Познакомилась я как-то с одной ненецкой семьей по фамилии Сядей. Жили они в большом доме рыбтреста. Петр Сядей — сухой старик с седыми усами. А жену его зовут Феоктиста Титовна. Годов ей уже много, а без работы она не сидит: то шьет что-нибудь своим внучатам, то убирает квартиру, а то и рыбу ловить на Печору пойдет. Но когда она свободна, то сидит не одна: вокруг нее бегают и свои внучата и чужие ребятишки-ненцы.
Однажды пришла я к ним и услышала такой разговор:
— Бабушка, ты нам что-нибудь из старой жизни расскажи, — упрашивали ее ребятишки.
— Хорошего, ребята, нечего мне рассказать, — отвечает Феоктиста Титовна. — В старое время нам, ненцам, жилось хуже, чем оленям в гололедицу. Богачи да власти нас и за людей-то не считали…
— А за кого же, если не за людей? — спрашивает старший Феоктистин внук Толя.
— Наверное, за зверей, — отшучивается бабушка. — Самоедами нас звали, так думали, что мы людей едим, и боялись нас. Однажды, когда я была еще девчонкой-недоростком, приезжает какой-то купец из Мезени. Увидел он, что нам живется худо, вот и давай уговаривать: поедемте, мол, со мной кормить буду и деньги платить. «Куда ехать-то?» — спрашивает ваш дедушка Тит. «По всем русским городам повезу, а может, и в немецкую землю заедем». — «А зачем нас повезешь-то?» — «Буду вас показывать. Всяких зверей видали, а таких, как вы, еще не видывали».

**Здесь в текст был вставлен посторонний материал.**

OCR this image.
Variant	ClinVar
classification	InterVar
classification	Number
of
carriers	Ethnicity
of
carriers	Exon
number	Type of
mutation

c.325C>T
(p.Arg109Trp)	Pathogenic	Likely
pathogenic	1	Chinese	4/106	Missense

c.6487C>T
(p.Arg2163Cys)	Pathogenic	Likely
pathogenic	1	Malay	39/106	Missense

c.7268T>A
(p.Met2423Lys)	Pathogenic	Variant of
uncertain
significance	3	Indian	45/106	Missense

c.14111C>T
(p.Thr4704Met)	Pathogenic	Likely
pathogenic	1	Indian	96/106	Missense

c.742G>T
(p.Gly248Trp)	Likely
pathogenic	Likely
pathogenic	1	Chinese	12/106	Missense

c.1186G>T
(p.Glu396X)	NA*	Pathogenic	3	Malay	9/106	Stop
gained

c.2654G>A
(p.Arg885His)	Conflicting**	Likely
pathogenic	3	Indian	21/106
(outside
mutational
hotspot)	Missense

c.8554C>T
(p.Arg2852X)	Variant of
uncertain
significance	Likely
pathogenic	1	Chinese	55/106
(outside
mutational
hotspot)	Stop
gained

Хоть и обидно было, а пришлось согласиться: нужда заставила. Целую зиму возил нас купец по Петербургу и Кронштадту, по главным городам чужих земель. Выставит нас в зоологическом саду, а сам в газетах пропечатает, что за такую-то плату можно смотреть людей дикого племени. Вот народ и валит к нему, успевай хозяин деньги получать. Перед выходом раскосматит нам волосы, вымажет нас всех салом, чтобы страшней казались. А то еще сырого мяса даст каждому в руки и грызть заставит. Не один раз говорил нам купец: «Забудьте, что вы люди!..»
А мы забывать не хотели. Оттого мы и Советскую власть с радостью встретили. Будто подошла она к нам, ко всем ненцам, и сказала: «Помните, что вы люди. И никогда не забывайте!»
Говорит эти слова Феоктиста, а сама плачет. И вижу, что плачет она уже не от горя, а от большой радости. Жизнь ее сейчас — чаша полная. Оба они с мужем — пенсионеры, почетные люди заполярного нашего города. Сын Иван и невестка Наталья — на ответственной работе, дочь Ксения учится в педагогическом училище, внуки начинают ходить в школу.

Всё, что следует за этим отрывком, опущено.